If, at the ripe age of
fourteen years, I bought a certain cudgel, got a friend to load it,
and thenceforward walked the tame ways of the earth my own ideal,
radiating pure romance - still I was but a puppet in the hand of
Skelt; the original of that regretted bludgeon, and surely the
antitype of all the bludgeon kind, greatly improved from
Cruikshank, had adorned the hand of Jonathan Wild, pl. I. "This is
mastering me," as Whitman cries, upon some lesser provocation.

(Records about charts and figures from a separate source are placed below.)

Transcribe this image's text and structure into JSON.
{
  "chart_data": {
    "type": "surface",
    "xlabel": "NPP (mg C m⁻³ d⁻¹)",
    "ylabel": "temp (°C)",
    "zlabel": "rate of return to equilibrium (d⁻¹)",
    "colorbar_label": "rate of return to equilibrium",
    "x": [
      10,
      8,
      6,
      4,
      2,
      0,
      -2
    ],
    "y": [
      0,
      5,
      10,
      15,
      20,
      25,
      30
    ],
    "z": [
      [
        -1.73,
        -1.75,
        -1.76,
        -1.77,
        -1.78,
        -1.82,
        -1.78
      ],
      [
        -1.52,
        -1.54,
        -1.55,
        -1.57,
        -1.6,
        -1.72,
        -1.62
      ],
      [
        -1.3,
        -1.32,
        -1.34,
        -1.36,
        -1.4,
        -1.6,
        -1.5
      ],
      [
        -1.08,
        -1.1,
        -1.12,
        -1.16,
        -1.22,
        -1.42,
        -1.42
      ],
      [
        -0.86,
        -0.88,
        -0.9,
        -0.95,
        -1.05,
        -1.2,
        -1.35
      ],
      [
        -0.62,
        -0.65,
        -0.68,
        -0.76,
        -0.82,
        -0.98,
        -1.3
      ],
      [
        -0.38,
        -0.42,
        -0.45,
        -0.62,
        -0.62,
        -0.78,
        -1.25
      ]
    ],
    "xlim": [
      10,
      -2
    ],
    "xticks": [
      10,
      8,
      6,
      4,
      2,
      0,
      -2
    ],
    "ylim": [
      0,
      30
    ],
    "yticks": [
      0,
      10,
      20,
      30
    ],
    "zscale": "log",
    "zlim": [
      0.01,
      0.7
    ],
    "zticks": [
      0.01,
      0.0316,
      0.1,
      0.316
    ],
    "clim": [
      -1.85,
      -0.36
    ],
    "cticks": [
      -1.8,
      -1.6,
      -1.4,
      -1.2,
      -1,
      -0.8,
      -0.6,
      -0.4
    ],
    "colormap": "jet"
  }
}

What am I? what are life, art, letters, the world, but what my
Skelt has made them? He stamped himself upon my immaturity. The
world was plain before I knew him, a poor penny world; but soon it
was all coloured with romance. If I go to the theatre to see a
good old melodrama, 'tis but Skelt a little faded. If I visit a
bold scene in nature, Skelt would have been bolder; there had been
certainly a castle on that mountain, and the hollow tree - that set
piece - I seem to miss it in the foreground. Indeed, out of this
cut-and-dry, dull, swaggering, obtrusive, and infantile art, I seem
to have learned the very spirit of my life's enjoyment; met there
the shadows of the characters I was to read about and love in a
late future; got the romance of DER FREISCHUTZ long ere I was to
hear of Weber or the mighty Formes; acquired a gallery of scenes
and characters with which, in the silent theatre of the brain, I
might enact all novels and romances; and took from these rude cuts
an enduring and transforming pleasure.